Foto: EPA/ABIR SULTAN

Lange währte die Amtszeit des deutschen Bundespräsidenten Christian Wulff nicht, unrühmlich ging sie wegen seiner vielen Affären im Februar zu Ende. Ein Satz jedoch von ihm ist bei den meisten Deutschen hängen geblieben: "Der Islam gehört zu Deutschland."

Sein Nachfolger Joachim Gauck hat sich nun davon distanziert und eine neue Islam-Debatte ausgelöst. In seinem ersten großen Interview seit Amtsantritt (in der "Zeit") erklärt Gauck: "Ich hätte einfach gesagt, die Muslime, die hier leben, gehören zu Deutschland." Ein-Satz-Formulierungen über Zugehörigkeit seien "immer problematisch, erst recht, wenn es um so heikle Dinge geht wie Religion".

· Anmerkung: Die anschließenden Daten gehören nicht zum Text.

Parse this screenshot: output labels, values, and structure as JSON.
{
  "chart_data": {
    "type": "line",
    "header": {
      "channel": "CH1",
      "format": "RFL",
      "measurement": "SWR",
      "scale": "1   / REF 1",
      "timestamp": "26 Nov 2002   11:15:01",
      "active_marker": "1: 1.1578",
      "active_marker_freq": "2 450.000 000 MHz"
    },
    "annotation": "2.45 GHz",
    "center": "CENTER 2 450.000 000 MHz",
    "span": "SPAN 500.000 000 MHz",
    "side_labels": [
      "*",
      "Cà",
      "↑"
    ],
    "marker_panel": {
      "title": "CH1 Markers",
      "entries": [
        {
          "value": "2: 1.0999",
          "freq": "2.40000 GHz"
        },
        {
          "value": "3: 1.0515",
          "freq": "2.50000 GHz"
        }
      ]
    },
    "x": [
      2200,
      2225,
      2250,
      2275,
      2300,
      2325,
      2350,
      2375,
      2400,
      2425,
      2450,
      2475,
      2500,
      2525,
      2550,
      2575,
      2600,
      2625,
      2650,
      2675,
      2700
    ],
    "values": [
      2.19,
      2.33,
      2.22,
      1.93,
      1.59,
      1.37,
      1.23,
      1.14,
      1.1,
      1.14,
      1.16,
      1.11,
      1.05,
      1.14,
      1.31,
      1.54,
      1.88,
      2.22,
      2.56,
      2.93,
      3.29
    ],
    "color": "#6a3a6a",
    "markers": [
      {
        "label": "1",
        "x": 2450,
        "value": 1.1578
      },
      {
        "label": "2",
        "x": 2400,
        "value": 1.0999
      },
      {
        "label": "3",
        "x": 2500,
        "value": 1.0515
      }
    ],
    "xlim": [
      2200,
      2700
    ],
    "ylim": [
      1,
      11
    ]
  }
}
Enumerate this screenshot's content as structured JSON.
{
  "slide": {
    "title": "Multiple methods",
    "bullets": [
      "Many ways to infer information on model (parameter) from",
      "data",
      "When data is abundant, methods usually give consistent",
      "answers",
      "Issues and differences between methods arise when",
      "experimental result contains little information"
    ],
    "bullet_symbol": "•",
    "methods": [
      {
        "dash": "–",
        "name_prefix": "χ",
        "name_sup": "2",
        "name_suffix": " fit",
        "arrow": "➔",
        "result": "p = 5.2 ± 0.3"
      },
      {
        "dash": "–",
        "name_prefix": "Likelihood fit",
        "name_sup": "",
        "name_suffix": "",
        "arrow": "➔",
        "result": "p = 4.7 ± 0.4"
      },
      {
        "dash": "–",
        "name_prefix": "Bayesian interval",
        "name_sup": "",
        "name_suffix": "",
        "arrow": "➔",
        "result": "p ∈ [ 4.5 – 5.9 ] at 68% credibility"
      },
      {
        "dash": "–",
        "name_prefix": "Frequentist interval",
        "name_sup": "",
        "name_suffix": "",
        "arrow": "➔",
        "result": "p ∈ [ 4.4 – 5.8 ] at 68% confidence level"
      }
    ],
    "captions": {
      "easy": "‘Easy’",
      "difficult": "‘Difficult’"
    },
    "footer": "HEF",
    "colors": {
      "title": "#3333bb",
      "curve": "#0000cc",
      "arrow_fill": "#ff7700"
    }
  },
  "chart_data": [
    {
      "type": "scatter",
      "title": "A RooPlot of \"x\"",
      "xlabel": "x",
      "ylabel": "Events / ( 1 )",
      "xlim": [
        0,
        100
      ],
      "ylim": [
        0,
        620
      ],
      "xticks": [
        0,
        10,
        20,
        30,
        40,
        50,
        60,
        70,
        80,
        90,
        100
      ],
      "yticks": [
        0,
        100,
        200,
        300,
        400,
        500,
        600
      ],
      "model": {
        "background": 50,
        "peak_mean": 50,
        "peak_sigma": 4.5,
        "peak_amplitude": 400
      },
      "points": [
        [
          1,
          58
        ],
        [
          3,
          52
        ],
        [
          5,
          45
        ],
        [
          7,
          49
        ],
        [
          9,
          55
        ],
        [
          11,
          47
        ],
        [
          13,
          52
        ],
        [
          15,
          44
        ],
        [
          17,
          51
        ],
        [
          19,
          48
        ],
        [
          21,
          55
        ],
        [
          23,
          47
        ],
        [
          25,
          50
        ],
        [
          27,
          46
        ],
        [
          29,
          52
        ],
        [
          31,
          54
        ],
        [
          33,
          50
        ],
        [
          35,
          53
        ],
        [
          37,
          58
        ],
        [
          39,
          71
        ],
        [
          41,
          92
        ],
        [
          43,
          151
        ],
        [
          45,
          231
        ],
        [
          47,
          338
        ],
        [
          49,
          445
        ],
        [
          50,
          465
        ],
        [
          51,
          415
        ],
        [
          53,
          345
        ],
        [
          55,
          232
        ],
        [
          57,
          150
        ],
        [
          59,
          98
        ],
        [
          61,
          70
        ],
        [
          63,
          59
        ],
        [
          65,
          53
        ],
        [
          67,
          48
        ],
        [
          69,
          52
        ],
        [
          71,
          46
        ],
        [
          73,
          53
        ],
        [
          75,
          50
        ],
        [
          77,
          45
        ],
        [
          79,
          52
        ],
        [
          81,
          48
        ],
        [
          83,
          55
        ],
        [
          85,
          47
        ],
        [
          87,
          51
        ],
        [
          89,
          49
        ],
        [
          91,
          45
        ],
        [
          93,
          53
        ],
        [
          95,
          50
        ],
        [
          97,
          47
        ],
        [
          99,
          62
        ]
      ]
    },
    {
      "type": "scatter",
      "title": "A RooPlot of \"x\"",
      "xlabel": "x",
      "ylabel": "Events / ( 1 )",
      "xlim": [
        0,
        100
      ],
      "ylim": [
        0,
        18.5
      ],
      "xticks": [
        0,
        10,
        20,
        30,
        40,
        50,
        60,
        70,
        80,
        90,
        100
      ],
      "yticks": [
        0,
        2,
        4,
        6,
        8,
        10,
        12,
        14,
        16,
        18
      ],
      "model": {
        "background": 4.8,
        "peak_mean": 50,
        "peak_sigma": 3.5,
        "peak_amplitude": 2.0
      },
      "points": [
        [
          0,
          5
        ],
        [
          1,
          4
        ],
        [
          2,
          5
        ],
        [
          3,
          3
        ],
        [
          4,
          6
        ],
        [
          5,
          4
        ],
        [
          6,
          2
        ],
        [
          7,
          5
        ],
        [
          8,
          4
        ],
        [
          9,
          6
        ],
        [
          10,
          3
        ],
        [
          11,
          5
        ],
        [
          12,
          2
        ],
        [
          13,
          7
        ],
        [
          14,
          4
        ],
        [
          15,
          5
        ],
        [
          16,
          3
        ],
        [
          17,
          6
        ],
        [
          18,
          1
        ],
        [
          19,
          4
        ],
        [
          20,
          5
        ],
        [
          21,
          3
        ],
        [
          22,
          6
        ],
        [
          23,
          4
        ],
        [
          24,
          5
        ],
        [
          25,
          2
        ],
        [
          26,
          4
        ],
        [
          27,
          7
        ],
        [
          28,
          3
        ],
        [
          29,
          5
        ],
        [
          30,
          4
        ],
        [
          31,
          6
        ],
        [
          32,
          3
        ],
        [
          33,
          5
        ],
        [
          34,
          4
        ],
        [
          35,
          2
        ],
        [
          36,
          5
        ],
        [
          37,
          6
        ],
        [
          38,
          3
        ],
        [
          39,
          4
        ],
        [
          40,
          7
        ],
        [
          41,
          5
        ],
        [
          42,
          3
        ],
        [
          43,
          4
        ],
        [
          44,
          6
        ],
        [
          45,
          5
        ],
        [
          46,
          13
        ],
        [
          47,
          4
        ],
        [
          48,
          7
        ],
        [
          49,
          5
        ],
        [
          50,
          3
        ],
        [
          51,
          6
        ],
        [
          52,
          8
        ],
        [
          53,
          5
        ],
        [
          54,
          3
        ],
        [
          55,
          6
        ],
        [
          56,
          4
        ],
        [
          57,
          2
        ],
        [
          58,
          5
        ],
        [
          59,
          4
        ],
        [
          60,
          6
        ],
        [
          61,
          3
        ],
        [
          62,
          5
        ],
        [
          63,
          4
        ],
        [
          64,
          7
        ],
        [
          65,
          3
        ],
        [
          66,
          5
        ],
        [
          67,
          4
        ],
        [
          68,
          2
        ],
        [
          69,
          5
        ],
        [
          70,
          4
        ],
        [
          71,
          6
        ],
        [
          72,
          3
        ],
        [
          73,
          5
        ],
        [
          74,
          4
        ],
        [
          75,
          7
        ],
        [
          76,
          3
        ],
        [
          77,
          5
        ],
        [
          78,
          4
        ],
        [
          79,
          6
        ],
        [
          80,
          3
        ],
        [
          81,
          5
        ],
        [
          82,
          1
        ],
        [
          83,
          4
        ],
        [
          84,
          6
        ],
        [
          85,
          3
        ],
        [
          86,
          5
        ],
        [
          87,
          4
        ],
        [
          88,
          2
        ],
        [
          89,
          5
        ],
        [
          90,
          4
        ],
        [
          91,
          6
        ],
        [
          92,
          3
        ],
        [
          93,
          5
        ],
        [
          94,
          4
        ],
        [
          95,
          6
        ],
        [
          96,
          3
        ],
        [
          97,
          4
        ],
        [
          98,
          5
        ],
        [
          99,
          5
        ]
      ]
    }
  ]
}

Er könne auch diejenigen verstehen, die fragten: "Wo hat denn der Islam dieses Europa geprägt, hat er die Aufklärung erlebt, gar eine Reformation?" Gleichzeitig fügte Gauck aber hinzu, dass er Wulffs Intention grundsätzlich annehme. Der habe die Bürgerinnen und Bürger in Deutschland auffordern wollen, sich der Wirklichkeit zu öffnen. Gauck: "Und die Wirklichkeit ist, dass in diesem Land viele Muslime leben."

"Geschichtsfälschung"

Muslimische Verbände, die Wulff für dessen Aussagen viel Respekt entgegengebracht haben, reagierten mit Unverständnis. "Das europäische Abendland steht ganz klar auch auf muslimisch-morgenländischen Beinen. Wer das leugnet, betreibt Geschichtsfälschung", sagt der Vorsitzende des Zentralrats der Muslime in Deutschland, Aiman Mazyek.

Kritik kommt auch aus der Türkischen Gemeinde Deutschlands. Deren Vorsitzender Kenan Kolat erklärt: "Ich empfehle Herrn Gauck einen Blick in die Geschichtsbücher: Der Islam gehört zur Geschichte Europas und Deutschlands, in den Debatten der Historiker besteht daran überhaupt kein Zweifel."

Auch bei den Grünen regt sich Widerstand. "Ich kann diese Differenzierung zwischen Islam und gläubigen Muslimen nicht nachvollziehen", erklärt Grünen-Chef Cem Özdemir. In den 1960er-Jahren seien unzählige Muslime nach Deutschland gekommen und hätten neben ihrer Sprache und ihrer Kultur auch die Religion mitgebracht. Özdemir wies aber auch darauf hin: "Es kann keinen Zweifel daran geben, dass der Islam, der Teil unseres Landes ist, unter dem Dach unseres Grundgesetzes gelebt werden muss." Das gelte im Übrigen für alle Religionen.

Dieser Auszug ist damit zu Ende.